Tuesday, December 17, 2013

Maya Panel Returned to Guatemala

In my thesis I outlined the factors that could lead to a successful repatriation through a detailed analysis of Guatemala's request for the Museum of Fine Arts, Boston to return the "November Collection".  I make it a point to monitor any other cultural property claims from Guatemala.

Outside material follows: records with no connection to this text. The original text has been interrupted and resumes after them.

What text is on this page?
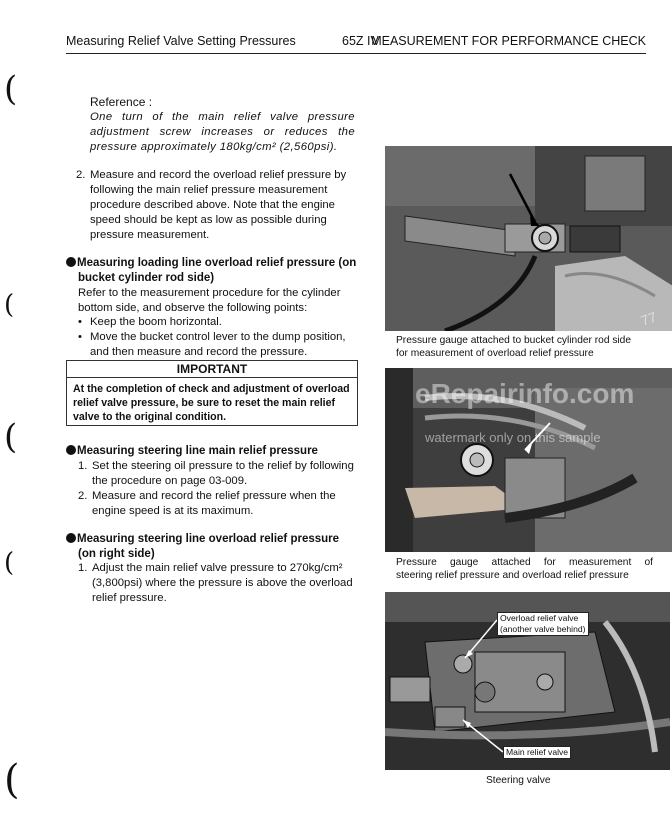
Measuring Relief Valve Setting Pressures	65Z IV
MEASUREMENT FOR PERFORMANCE CHECK
(
(
(
(
(
Reference :
One turn of the main relief valve pressure
adjustment screw increases or reduces the
pressure approximately 180kg/cm² (2,560psi).
2. Measure and record the overload relief pressure by
following the main relief pressure measurement
procedure described above. Note that the engine
speed should be kept as low as possible during
pressure measurement.
Measuring loading line overload relief pressure (on
bucket cylinder rod side)
Refer to the measurement procedure for the cylinder
bottom side, and observe the following points:
• Keep the boom horizontal.
• Move the bucket control lever to the dump position,
and then measure and record the pressure.
IMPORTANT
At the completion of check and adjustment of overload
relief valve pressure, be sure to reset the main relief
valve to the original condition.
Measuring steering line main relief pressure
1. Set the steering oil pressure to the relief by following
the procedure on page 03-009.
2. Measure and record the relief pressure when the
engine speed is at its maximum.
Measuring steering line overload relief pressure
(on right side)
1. Adjust the main relief valve pressure to 270kg/cm²
(3,800psi) where the pressure is above the overload
relief pressure.
77
Pressure gauge attached to bucket cylinder rod side
for measurement of overload relief pressure
eRepairinfo.com
watermark only on this sample
Pressure gauge attached for measurement of
steering relief pressure and overload relief pressure
Overload relief valve
(another valve behind)
Main relief valve
Steering valve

Late last month, Guatemala announced the repatriation of a panel from the Maya Classical (250-900 CE) site of La Corona located in the Peten region of Guatemala.



About the Panel

 
The panel depicts hieroglyphs in two columns indicative of Classical lithographs and codex style writing. It is about 20 inches tall. Guatemala first learned of this panel in 2001, when they learned it was in the hands of a private collector.  When the collector died it passed into an auction, in which Guatemala sought its return.
 
The "Unknown" Site
 
When the public became aware of this artifact, experts immediately know that it was looted from a site called "Site Q" based on the heiroglyphs.  Looted sawed this piece away from a larger structure in order to transport and sell (through a cursory inspection one can see saw marks around the edges).
 
Experts called the location "Site Q" because it was an unknown site which was depicted on many artifacts that came onto the art market in the 1960s and perplexed archaeologists for decades.
 
In 1997, Harvard archaeologists Ian Graham and David Stuart found evidence suggesting that a site called La Corona might be the infamous "Site Q". In 2005, archaeologist Marcello A. Canuto and 3 graduate students confirmed that "Site Q" is in fact La Corona, when they came across a limestone panel with glyphs matching those found on the artifacts on the market (Abram Katz, National Geographic 2005).
 
 
Issues Presented
 
Two issues present themselves  with the news of the repatriation to Guatemala: Looting and the Repatriation debate. These two issues do not have to coincide but they often do.
 
Let me first focus on looting.  Latin America, especially the Peten region in Guatemala suffered massive amounts of looting throughout the 1960s to 2000, with its height during the civil wars.  Objects from the Peten began appearing on the art market in high demand.  In 1985, Guatemala ratified the 1970 UNESCO Convention, and in 1999 the country passed its own cultural patrimony laws which established penalties for looting.
 
I bring this up because it demonstrates how problematic looting was in Guatemala and how looting destroys valuable evidence and sites such as La Corona.  The looters dismantled structures and hacked walls in order to have more sellable objects.
 
Second, in regard to the repatriation of this object and the unsuccesful repatriation of the "November Collection", experts in this case knew exactly where the object came from and could determine that it originated within Guatemala.  This is impossible with the "Novemnber Collection" because they do not have a site location glyph let alone one from Guatemala.  Experts in the La Corona panel can also dtermine that the object was looted based on the saw marks and that many of the artifacts can fit back into their original structure like a puzzle piece.
 
 
 
In closing I would like to mention that in recent years countries have increasingly sought for the return of archaeological treasures citing cultural patrimony, and in the last decade, Guatemala recovered more than 10,500 antiquities from around the world (Latino News, November 30, 2013).  I suspect that in the next few years we will hear of more cases of repatriation.